Onze anos depois, seria restaurado o trono stuartista na Inglaterra. Alec Mellor fala em origem jacobita do Rito Escocês, pelo fato de existirem Lojas militares, formadas pelos regimentos fiéis aos Stuarts, ou seja, regimentos irlandeses e escoceses, totalmente jacobitas e, em sua maioria, católicos. Jacobita foi o nome dado, na Inglaterra, após a revolução de 1688, quando houve nova queda de um Stuart (Jaime II), aos partidários da dinastia.

Paul Naudon informa que, em 1661, às vésperas de subir ao trono inglês, Carlos II criou, em Saint Germain, um regimento com o título de Real Irlandês, que, depois, seria alterado para Guardas Irlandeses. Esse regimento, seguindo os Stuarts, foi incluído na capitulação de 1688, desembarcando em Brest, a 9 de outubro de 1689, e permanecendo, até 1698, fora dos quadros militares franceses, quando foi incorporado ao exército francês. Segundo Gustave Bord, o regimento dos Guardas Irlandeses mantinha uma Loja maçónica, cujos documentos chegaram até à atualidade.
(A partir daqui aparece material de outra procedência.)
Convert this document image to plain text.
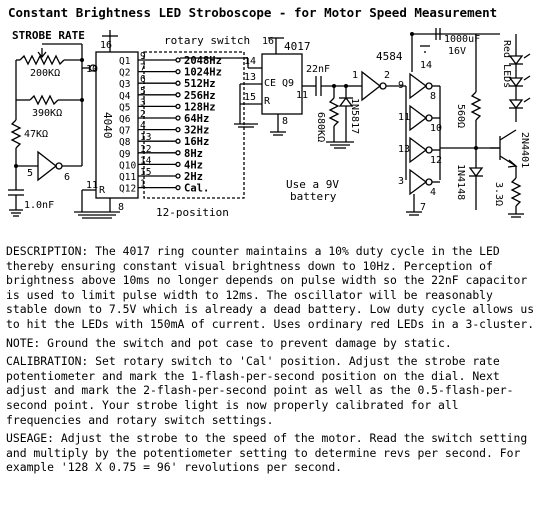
Constant Brightness LED Stroboscope - for Motor Speed Measurement
STROBE RATE
200KΩ
390KΩ
47KΩ
5	6
1.0nF
4040
16
10
R
11
8
Q1 9	2048Hz
Q2 7	1024Hz
Q3 6	512Hz
Q4 5	256Hz
Q5 3	128Hz
Q6 2	64Hz
Q7 4	32Hz
Q8 13	16Hz
Q9 12	8Hz
Q10 14	4Hz
Q11 15	2Hz
Q12 1	Cal.
rotary switch
12-position
4017
16
14
13
CE
15 R
Q9
11
8
22nF
680KΩ 1N5817
Use a 9V
battery
4584
1	2
9
8
11
10
13
12
3
4
14
7
1000uF
16V
560Ω
1N4148
Red LEDs
2N4401
3.3Ω

DESCRIPTION: The 4017 ring counter maintains a 10% duty cycle in the LED thereby ensuring constant visual brightness down to 10Hz. Perception of brightness above 10ms no longer depends on pulse width so the 22nF capacitor is used to limit pulse width to 12ms. The oscillator will be reasonably stable down to 7.5V which is already a dead battery. Low duty cycle allows us to hit the LEDs with 150mA of current. Uses ordinary red LEDs in a 3-cluster.

NOTE: Ground the switch and pot case to prevent damage by static.

CALIBRATION: Set rotary switch to 'Cal' position. Adjust the strobe rate potentiometer and mark the 1-flash-per-second position on the dial. Next adjust and mark the 2-flash-per-second point as well as the 0.5-flash-per-second point. Your strobe light is now properly calibrated for all frequencies and rotary switch settings.

USEAGE: Adjust the strobe to the speed of the motor. Read the switch setting and multiply by the potentiometer setting to determine revs per second. For example '128 X 0.75 = 96' revolutions per second.
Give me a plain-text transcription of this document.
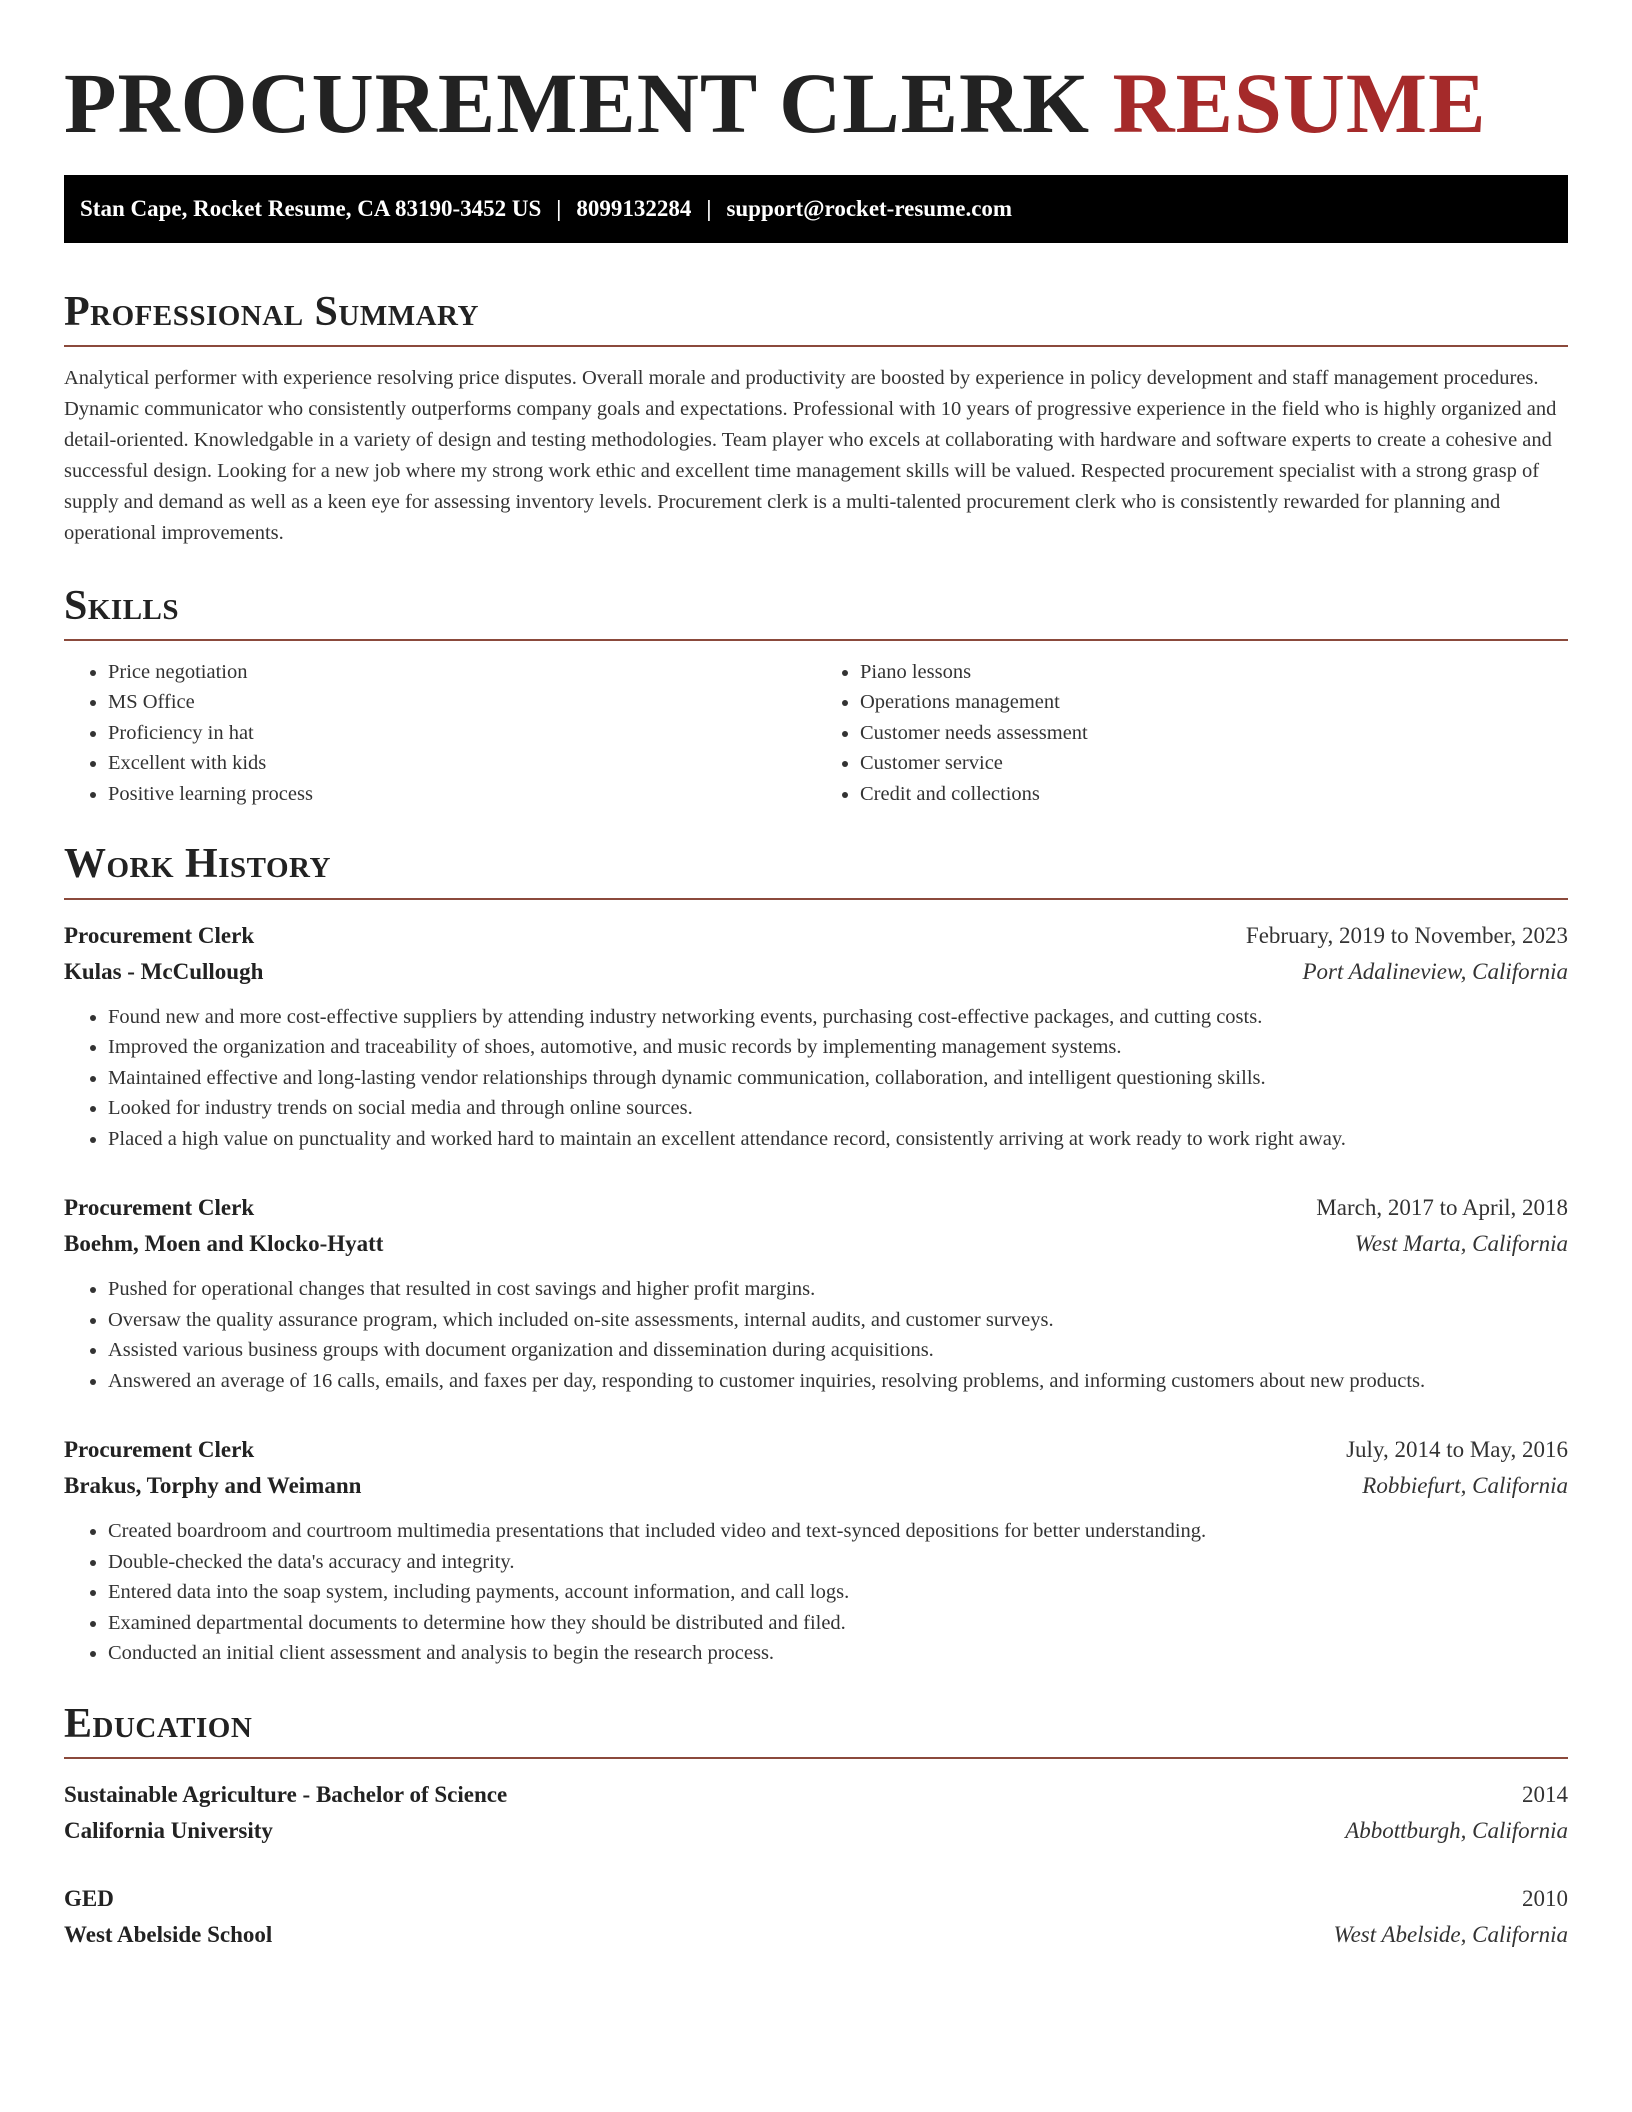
PROCUREMENT CLERK RESUME
Stan Cape, Rocket Resume, CA 83190-3452 US | 8099132284 | support@rocket-resume.com
Professional Summary

Analytical performer with experience resolving price disputes. Overall morale and productivity are boosted by experience in policy development and staff management procedures. Dynamic communicator who consistently outperforms company goals and expectations. Professional with 10 years of progressive experience in the field who is highly organized and detail-oriented. Knowledgable in a variety of design and testing methodologies. Team player who excels at collaborating with hardware and software experts to create a cohesive and successful design. Looking for a new job where my strong work ethic and excellent time management skills will be valued. Respected procurement specialist with a strong grasp of supply and demand as well as a keen eye for assessing inventory levels. Procurement clerk is a multi-talented procurement clerk who is consistently rewarded for planning and operational improvements.

Skills
• Price negotiation
• MS Office
• Proficiency in hat
• Excellent with kids
• Positive learning process
• Piano lessons
• Operations management
• Customer needs assessment
• Customer service
• Credit and collections
Work History
Procurement Clerk	February, 2019 to November, 2023
Kulas - McCullough	Port Adalineview, California
• Found new and more cost-effective suppliers by attending industry networking events, purchasing cost-effective packages, and cutting costs.
• Improved the organization and traceability of shoes, automotive, and music records by implementing management systems.
• Maintained effective and long-lasting vendor relationships through dynamic communication, collaboration, and intelligent questioning skills.
• Looked for industry trends on social media and through online sources.
• Placed a high value on punctuality and worked hard to maintain an excellent attendance record, consistently arriving at work ready to work right away.
Procurement Clerk	March, 2017 to April, 2018
Boehm, Moen and Klocko-Hyatt	West Marta, California
• Pushed for operational changes that resulted in cost savings and higher profit margins.
• Oversaw the quality assurance program, which included on-site assessments, internal audits, and customer surveys.
• Assisted various business groups with document organization and dissemination during acquisitions.
• Answered an average of 16 calls, emails, and faxes per day, responding to customer inquiries, resolving problems, and informing customers about new products.
Procurement Clerk	July, 2014 to May, 2016
Brakus, Torphy and Weimann	Robbiefurt, California
• Created boardroom and courtroom multimedia presentations that included video and text-synced depositions for better understanding.
• Double-checked the data's accuracy and integrity.
• Entered data into the soap system, including payments, account information, and call logs.
• Examined departmental documents to determine how they should be distributed and filed.
• Conducted an initial client assessment and analysis to begin the research process.
Education
Sustainable Agriculture - Bachelor of Science	2014
California University	Abbottburgh, California
GED	2010
West Abelside School	West Abelside, California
A 13 de março de 1777, o Grande Oriente da França admitiu que a constituição dessa Loja datava de 25 de março de 1688, sendo, portanto, a única Loja do século XVII, cujos vestígios chegaram até nós (e era uma Loja stuartista). Jean Baylot situa a fundação da primeira loja stuartista em 1689, em Saint-Germain-en-Laye, sede da corte de Jaime II, pelo regimento irlandês Walsh de infantaria, enquanto a segunda teria sido criada em Arras, pelo dignitário inglês lord Penbrocke.